Bernardo Tobar | ¿Políticos en la capital?
La política debería ser un ejercicio reservado a quien remonta ese sistema de códigos no escritos
Interesante cuestión ha planteado Martín Pallares: Samborondón, junto al manso Guayas, concentra riqueza y personajes con activa presencia política, mientras la parroquia equivalente de Pichincha brilla por su ausencia. Intentemos alguna hipótesis, pues respuestas las tendrá, si acaso, Santa Marianita, la que vaticinó un Ecuador destruido por malos gobiernos.
Aunque no se note por el carácter menos ostentoso del serrano y su loable desdén al ‘nouveau riche’, que algo aplaca el exhibicionismo de activos blanqueados, sí hay ricos en el altiplano, tanto que Quito aportó 2,4 veces más que Guayaquil en impuesto a la renta personal en 2023. En la San Franciscana ciudad y sus parroquias más lustrosas hay capital y liderazgo. No obstante, desde el retorno a la democracia, candidatos de Guayaquil han ganado ocho elecciones presidenciales, en tanto los quiteños, de nacimiento o adopción temprana, registran tres, apenas una en los últimos 20 años.

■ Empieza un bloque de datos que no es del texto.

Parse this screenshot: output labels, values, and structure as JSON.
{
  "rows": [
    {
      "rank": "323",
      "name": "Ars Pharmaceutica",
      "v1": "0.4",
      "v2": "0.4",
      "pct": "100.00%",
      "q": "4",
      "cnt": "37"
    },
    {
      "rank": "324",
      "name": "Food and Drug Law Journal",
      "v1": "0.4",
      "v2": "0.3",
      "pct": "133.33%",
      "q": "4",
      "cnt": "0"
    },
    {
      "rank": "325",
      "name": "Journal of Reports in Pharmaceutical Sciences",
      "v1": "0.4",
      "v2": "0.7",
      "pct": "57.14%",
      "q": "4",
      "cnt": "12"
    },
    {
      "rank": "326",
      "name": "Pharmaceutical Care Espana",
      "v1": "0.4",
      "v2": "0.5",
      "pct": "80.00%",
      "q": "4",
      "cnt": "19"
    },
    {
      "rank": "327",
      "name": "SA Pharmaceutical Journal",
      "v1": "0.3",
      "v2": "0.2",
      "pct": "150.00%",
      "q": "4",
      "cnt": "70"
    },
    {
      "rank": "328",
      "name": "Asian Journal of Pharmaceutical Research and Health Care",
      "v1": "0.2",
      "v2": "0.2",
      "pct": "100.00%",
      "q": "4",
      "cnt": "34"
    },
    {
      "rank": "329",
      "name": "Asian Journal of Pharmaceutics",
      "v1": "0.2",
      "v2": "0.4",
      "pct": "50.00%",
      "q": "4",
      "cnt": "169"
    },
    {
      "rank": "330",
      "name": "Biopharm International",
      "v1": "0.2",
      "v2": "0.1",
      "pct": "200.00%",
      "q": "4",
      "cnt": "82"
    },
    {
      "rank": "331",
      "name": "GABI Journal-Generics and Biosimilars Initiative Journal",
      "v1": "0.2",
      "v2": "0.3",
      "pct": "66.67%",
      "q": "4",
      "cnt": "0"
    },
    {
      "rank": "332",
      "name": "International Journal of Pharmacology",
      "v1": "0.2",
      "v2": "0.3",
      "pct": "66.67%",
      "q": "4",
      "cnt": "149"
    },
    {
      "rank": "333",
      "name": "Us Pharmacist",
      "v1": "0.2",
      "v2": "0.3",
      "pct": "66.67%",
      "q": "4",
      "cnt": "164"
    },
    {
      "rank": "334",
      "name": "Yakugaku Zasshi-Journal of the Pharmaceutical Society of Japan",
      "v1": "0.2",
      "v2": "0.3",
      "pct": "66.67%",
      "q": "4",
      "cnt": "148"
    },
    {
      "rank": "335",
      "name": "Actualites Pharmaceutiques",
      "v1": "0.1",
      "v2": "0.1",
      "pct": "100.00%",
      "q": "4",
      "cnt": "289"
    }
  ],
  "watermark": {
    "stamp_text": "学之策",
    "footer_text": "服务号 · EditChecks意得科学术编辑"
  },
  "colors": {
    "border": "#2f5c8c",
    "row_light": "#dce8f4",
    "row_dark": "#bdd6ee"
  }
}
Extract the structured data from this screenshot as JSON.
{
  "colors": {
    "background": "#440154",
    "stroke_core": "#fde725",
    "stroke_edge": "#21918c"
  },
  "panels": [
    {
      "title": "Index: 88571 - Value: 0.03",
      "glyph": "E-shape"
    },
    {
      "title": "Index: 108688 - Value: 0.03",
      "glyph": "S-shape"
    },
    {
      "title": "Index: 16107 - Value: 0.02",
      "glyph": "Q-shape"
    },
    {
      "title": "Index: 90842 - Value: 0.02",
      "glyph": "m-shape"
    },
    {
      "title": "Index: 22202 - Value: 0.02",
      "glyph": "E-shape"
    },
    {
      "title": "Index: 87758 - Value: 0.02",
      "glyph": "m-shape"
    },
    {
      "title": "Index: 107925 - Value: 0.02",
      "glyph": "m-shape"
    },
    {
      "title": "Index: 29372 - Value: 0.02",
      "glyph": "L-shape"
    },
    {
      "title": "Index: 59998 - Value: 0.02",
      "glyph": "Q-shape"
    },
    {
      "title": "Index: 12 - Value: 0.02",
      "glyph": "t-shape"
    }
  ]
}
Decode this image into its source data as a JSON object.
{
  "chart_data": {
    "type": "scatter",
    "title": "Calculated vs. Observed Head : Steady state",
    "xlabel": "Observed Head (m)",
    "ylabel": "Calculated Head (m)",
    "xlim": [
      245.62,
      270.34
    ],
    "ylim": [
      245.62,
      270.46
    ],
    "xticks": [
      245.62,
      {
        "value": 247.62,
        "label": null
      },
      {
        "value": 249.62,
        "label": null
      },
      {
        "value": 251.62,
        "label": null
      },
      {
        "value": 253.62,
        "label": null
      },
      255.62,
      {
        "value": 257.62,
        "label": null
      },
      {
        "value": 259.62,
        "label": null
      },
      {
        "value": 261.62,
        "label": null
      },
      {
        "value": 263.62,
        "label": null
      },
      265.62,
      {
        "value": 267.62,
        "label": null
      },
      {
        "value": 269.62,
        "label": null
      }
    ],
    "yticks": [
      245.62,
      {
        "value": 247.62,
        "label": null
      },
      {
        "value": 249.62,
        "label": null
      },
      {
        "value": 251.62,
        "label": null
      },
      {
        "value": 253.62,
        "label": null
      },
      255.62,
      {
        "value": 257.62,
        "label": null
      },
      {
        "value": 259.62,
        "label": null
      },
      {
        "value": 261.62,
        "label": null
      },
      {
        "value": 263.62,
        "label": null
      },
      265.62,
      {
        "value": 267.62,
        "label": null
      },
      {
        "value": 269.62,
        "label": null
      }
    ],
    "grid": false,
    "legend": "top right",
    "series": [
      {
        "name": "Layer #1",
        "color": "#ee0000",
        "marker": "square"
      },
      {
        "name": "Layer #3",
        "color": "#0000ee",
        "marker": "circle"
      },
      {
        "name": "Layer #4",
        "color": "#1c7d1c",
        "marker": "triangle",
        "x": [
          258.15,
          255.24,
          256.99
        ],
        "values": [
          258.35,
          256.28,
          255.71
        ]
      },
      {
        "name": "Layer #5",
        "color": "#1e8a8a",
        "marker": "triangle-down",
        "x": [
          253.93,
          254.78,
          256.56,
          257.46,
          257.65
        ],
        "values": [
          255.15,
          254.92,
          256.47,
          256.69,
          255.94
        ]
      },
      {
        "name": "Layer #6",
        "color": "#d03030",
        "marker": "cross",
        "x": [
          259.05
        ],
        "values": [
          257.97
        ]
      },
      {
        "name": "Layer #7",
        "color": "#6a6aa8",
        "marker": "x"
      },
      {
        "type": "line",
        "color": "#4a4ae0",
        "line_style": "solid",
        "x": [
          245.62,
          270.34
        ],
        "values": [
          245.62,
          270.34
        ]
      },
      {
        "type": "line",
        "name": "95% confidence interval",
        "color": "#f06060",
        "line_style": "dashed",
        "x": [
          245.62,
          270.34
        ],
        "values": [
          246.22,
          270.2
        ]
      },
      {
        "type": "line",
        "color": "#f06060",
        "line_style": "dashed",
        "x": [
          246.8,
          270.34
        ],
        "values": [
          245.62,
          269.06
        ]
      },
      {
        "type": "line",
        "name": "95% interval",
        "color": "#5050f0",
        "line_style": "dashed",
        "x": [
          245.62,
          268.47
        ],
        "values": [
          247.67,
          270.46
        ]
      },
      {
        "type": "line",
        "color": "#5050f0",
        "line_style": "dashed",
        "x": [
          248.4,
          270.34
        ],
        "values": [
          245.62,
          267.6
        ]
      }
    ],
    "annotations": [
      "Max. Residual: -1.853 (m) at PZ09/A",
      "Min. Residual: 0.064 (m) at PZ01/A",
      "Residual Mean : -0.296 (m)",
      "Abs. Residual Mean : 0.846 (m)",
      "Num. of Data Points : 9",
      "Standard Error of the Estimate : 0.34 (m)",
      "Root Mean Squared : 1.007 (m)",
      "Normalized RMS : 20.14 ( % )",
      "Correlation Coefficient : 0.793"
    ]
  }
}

No es falta de interés o postulantes. Si la influencia política de Guayaquil se concentra en Samborondón, lo de Quito es dispersión y agarra lo que puedas, incluidos fondos públicos electorales, pues cualquier hijo de vecino se siente con derecho a ocupar el sillón de Rocafuerte, para bien o para mal. Más bien para mal, pues la profusión de candidatos recuerda a gallinas decapitadas corriendo sin destino, pero corriendo. En el Puerto Principal la opción presidencial parece más selectiva, sujeta a la venia de los clanes influyentes, dos y medio a lo sumo. Válido fenómeno si la preeminencia es meritoria, pues una sociedad intelectualmente pujante respeta y emula a sus élites, que por algo lo son. La salud colectiva no pasa por atacar la superioridad, sino por aspirar a excederla en su propio canon. La política, en su versión más noble y aristotélica, debería ser un ejercicio reservado a quien remonta ese sistema de códigos no escritos que decantan el ascendiente cívico y cincelan esa autoridad que se percibe en el aire y se ejerce sin banda presidencial ni portadas, pero con historia de vida. Margaret Thatcher lo resumió bellamente: tener poder es como ser una dama; si tienes que contarlo, no lo eres.
Más bien convendría indagar por qué la calidad de los políticos, salvo alguna golondrina fuera de estación, ha descendido al fango ético, donde triunfa la dialéctica buhonera, sean ungidos en Samborondón, El Vergel o la Mama Cuchara.